France bans short-haul flights with train alternatives to cut emissions
In an effort to reduce carbon emissions, France has implemented a ban on domestic short-haul flights where train alternatives are available. The legislation comes into effect two years after it was initially approved by lawmakers, targeting routes where train journeys can be completed in under two-and-a-half hours. This restriction essentially eliminates air travel between Paris and cities such as Nantes, Lyon, and Bordeaux, although connecting flights remain unaffected.
Opponents of the ban argue that it is merely symbolic and will have a minimal impact on CO2 emissions. Laurent Donceel, the interim head of the industry group Airlines for Europe (A4E), suggested that governments should focus on supporting “real and significant solutions” to address the issue. The aviation industry has been heavily impacted by the coronavirus pandemic, with Flightradar24 reporting a nearly 42% decrease in flights in 2020 compared to 2019.
The French government faced pressure to impose even stricter regulations. The Citizens’ Convention on Climate, established by President Emmanuel Macron in 2019 and comprising 150 public members, initially proposed eliminating flights where train journeys of under four hours were available. However, due to objections from certain regions and airline Air France-KLM, the limit was reduced to two-and-a-half hours, reports BBC News.
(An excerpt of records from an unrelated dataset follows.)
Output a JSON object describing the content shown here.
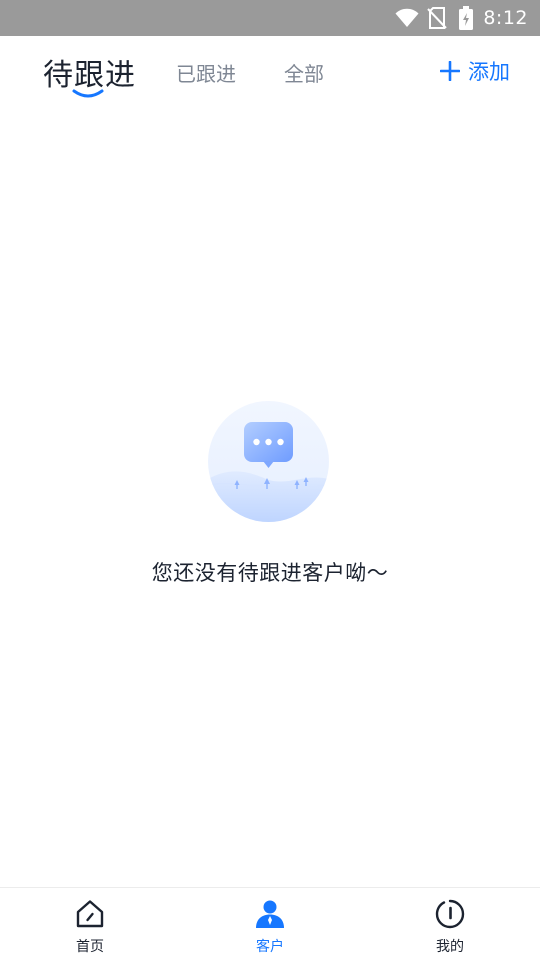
{
  "status_bar": {
    "time": "8:12",
    "icons": [
      "wifi-icon",
      "no-sim-icon",
      "battery-charging-icon"
    ]
  },
  "header": {
    "tabs": [
      {
        "label": "待跟进",
        "active": true
      },
      {
        "label": "已跟进",
        "active": false
      },
      {
        "label": "全部",
        "active": false
      }
    ],
    "add_button": {
      "icon": "plus-icon",
      "label": "添加"
    }
  },
  "empty_state": {
    "icon": "chat-bubble-empty-illustration",
    "text": "您还没有待跟进客户呦～"
  },
  "bottom_nav": {
    "items": [
      {
        "label": "首页",
        "icon": "home-icon",
        "active": false
      },
      {
        "label": "客户",
        "icon": "customer-icon",
        "active": true
      },
      {
        "label": "我的",
        "icon": "profile-icon",
        "active": false
      }
    ]
  },
  "colors": {
    "accent": "#1677ff",
    "text_primary": "#1c2330",
    "text_secondary": "#7f8794",
    "status_bar": "#9a9a9a"
  }
}
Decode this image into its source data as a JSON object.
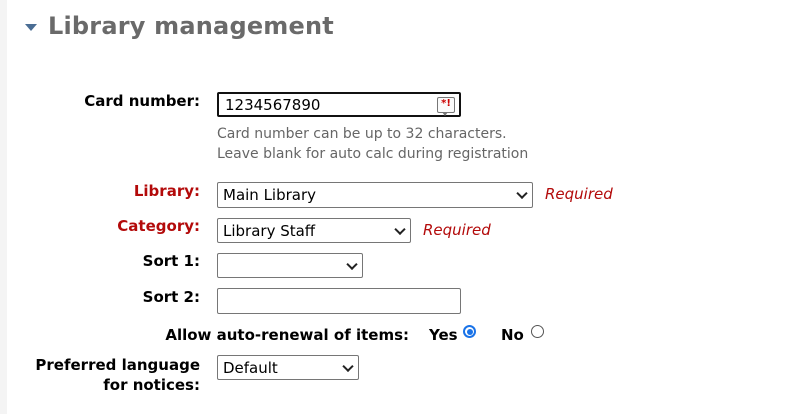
{
  "section": {
    "title": "Library management"
  },
  "card_number": {
    "label": "Card number:",
    "value": "1234567890",
    "hint_line1": "Card number can be up to 32 characters.",
    "hint_line2": "Leave blank for auto calc during registration"
  },
  "library": {
    "label": "Library:",
    "selected": "Main Library",
    "required_text": "Required"
  },
  "category": {
    "label": "Category:",
    "selected": "Library Staff",
    "required_text": "Required"
  },
  "sort1": {
    "label": "Sort 1:",
    "selected": ""
  },
  "sort2": {
    "label": "Sort 2:",
    "value": ""
  },
  "auto_renewal": {
    "label": "Allow auto-renewal of items:",
    "options": [
      {
        "label": "Yes",
        "checked": true
      },
      {
        "label": "No",
        "checked": false
      }
    ]
  },
  "preferred_language": {
    "label_line1": "Preferred language",
    "label_line2": "for notices:",
    "selected": "Default"
  },
  "colors": {
    "required": "#b30a0a",
    "header": "#6a6a6a",
    "caret": "#4a6d94",
    "radio_selected": "#1a73e8"
  }
}
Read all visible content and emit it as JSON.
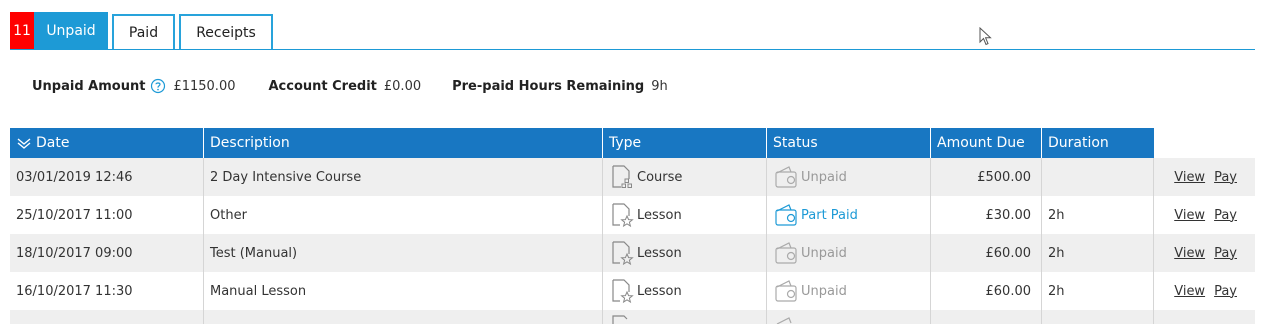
{
  "tabs": {
    "badge": "11",
    "unpaid": "Unpaid",
    "paid": "Paid",
    "receipts": "Receipts"
  },
  "summary": {
    "unpaid_amount_label": "Unpaid Amount",
    "unpaid_amount_value": "£1150.00",
    "account_credit_label": "Account Credit",
    "account_credit_value": "£0.00",
    "prepaid_label": "Pre-paid Hours Remaining",
    "prepaid_value": "9h"
  },
  "table": {
    "headers": [
      "Date",
      "Description",
      "Type",
      "Status",
      "Amount Due",
      "Duration"
    ],
    "rows": [
      {
        "date": "03/01/2019 12:46",
        "description": "2 Day Intensive Course",
        "type": "Course",
        "status": "Unpaid",
        "amount": "£500.00",
        "duration": "",
        "view": "View",
        "pay": "Pay"
      },
      {
        "date": "25/10/2017 11:00",
        "description": "Other",
        "type": "Lesson",
        "status": "Part Paid",
        "amount": "£30.00",
        "duration": "2h",
        "view": "View",
        "pay": "Pay"
      },
      {
        "date": "18/10/2017 09:00",
        "description": "Test (Manual)",
        "type": "Lesson",
        "status": "Unpaid",
        "amount": "£60.00",
        "duration": "2h",
        "view": "View",
        "pay": "Pay"
      },
      {
        "date": "16/10/2017 11:30",
        "description": "Manual Lesson",
        "type": "Lesson",
        "status": "Unpaid",
        "amount": "£60.00",
        "duration": "2h",
        "view": "View",
        "pay": "Pay"
      }
    ]
  },
  "colors": {
    "accent": "#1d9ad6",
    "header": "#1877c2",
    "badge": "#ff0000",
    "row_alt": "#efefef"
  },
  "icons": {
    "course": "course-doc-icon",
    "lesson": "lesson-doc-star-icon",
    "wallet": "wallet-icon",
    "help": "help-icon",
    "sort": "chevron-down-icon"
  }
}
French consumer group UFC-Que Choisir had advocated for maintaining the four-hour limit, stating that “the plane emits 77 times more CO2 per passenger than the train on these routes, even though the train is cheaper and the time lost is limited to 40 minutes.” The group also urged for measures to ensure that the French national railway, SNCF, does not take advantage of the situation by raising prices or degrading the quality of rail service.